Die Wortmarke "Turm-Haus" kann nicht als Marke im Bereich des Bauwesens eingetragen werden, da der Bezeichnung "Turm-Haus" sowohl beschreibender Charakter zukommt, als auch jegliche Unterscheidungskraft fehlt. Außerdem besteht ein Freihaltebedürfnis des Begriffs zugunsten der Mitbewerber, da "Turm-Haus" als Fachbegriff auf einen bestimmten Haustyp hinweist.

Bundespatentgericht

Beschluss vom 29.10.2013

Az.: 33 W (pat) 1/12

 

In der Beschwerdesache

betreffend die Markenanmeldung 30 2008 052 005.1

hat der 33. Senat (Marken-Beschwerdesenat) des Bundespatentgerichts in der
Sitzung vom 29. Oktober 2013 beschlossen:

Die Beschwerde wird zurückgewiesen.

Entscheidungsgründe:

I.

Am 28. November 2008 ist beim Deutschen Patent- und Markenamt die Wortmarke

Turm-Haus

für folgende Dienstleistungen angemeldet worden:

Klasse 35:

Dienstleistungen eines Bauträgers, nämlich organisatorische Vorbereitung
von Bauvorhaben, Erstellen von wirtschaftlichen Gutachten
im Bereich des Bauwesens, insbesondere Boden- und
Statikgutachten; Ausstellung von Musterhäusern, Baustoffen und
Zubehör für Fertighäuser, Massivhäuser, Bausatzhäuser und Ausbauhäuser
bzw. Häuser im (Teil-) Eigenbau für Dritte zu Präsentations-
und Werbezwecken;

Klasse 36:

Dienstleistungen eines Bauträgers, nämlich finanzielle Vorbereitung
von Bauvorhaben; Immobilienwesen; Finanzierungsberatung,
Erstellen von finanziellen Gutachten im Bereich des Bauwesens,
insbesondere Boden- und Statikgutachten;

Klasse 37:

Bauwesen; Dienstleistung eines Bauträgers, insbesondere
Durchführung von Bauvorhaben, Bauüberwachung und -beaufsichtigung,
auch bei teilweisem Eigenbau; Bau-, Installations- und
Montagearbeiten zur Aufstellung von Musterhäusern;

Klasse 41:

Seminare im Bereich des Bauwesens;

Klasse 42:

Dienstleistungen eines Bauträgers, nämlich technische Vorbereitung
von Bauvorhaben, Bau- und Grundstücksberatung, auch im
Bereich Klima- und Wärmeschutz, Statik und Alternativenergien;
Bauplanung; Erstellen von Computerprogrammen und Datenbanken
im Bereich des Bauwesens, insbesondere Planungsprogramme;
Erstellen von technischen Gutachten im Bereich des
Bauwesens, insbesondere Boden- und Statikgutachten.

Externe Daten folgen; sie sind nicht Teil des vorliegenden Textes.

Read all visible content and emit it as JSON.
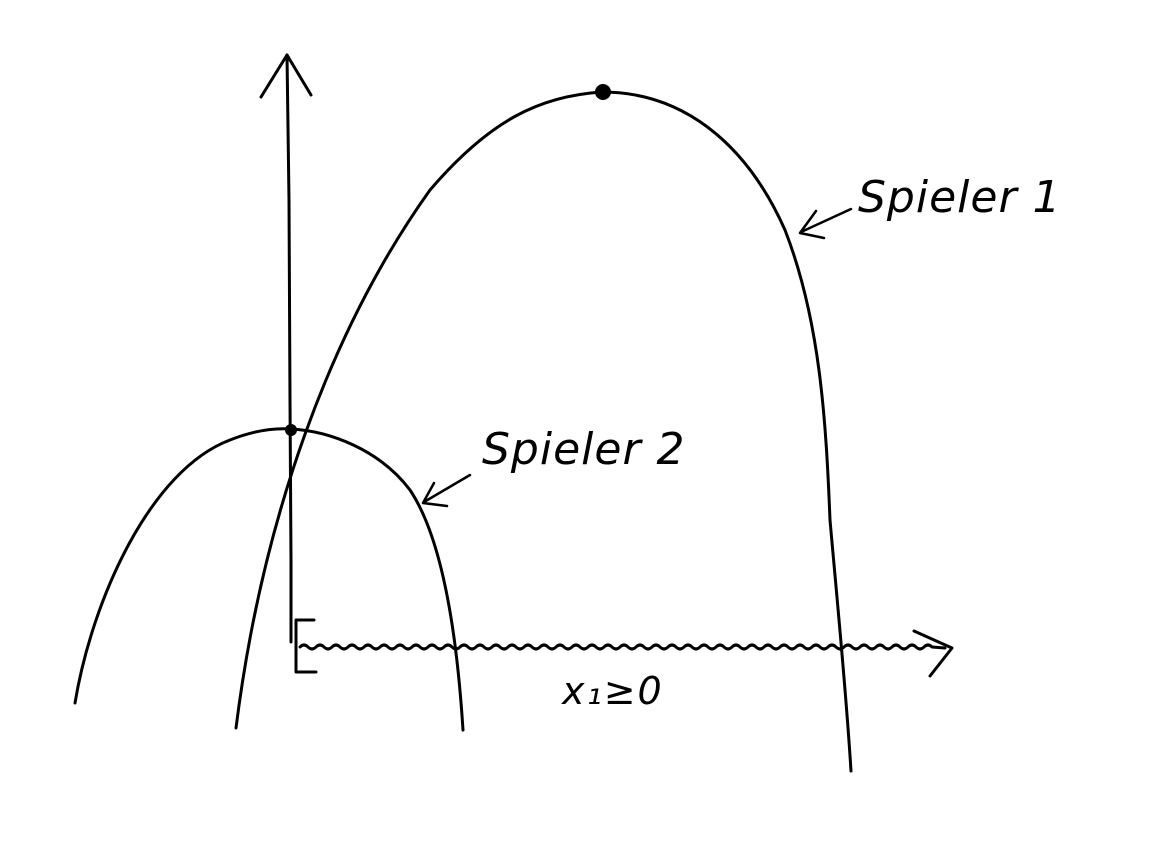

Mit Beschlüssen vom 8. Oktober 2009 und vom 9. September 2011, letzterer im
Erinnerungsverfahren, hat die Markenstelle für Klasse 37 die Anmeldung nach
§ 37 Abs. 1 MarkenG i. V. m. § 8 Abs. 2 Nr. 1 und 2 MarkenG zurückgewiesen.
Nach Auffassung der Markenstelle werde die angemeldete Marke „Turm-Haus“
vom Verkehr im Sinne einer Sach- und Artangabe eines bestimmten Hauses mit
einem charakteristischen Turm bzw. eines in Form eines Turms ausgeführten
Hauses aufgefasst. Dieser Aussagegehalt ergebe für die von der Markenanmeldung erfassten Dienstleistungen einen beschreibenden Sinn, denn die Kunden stellten einen Leistungsbezug zu einer ganz bestimmen Art von Gebäuden her.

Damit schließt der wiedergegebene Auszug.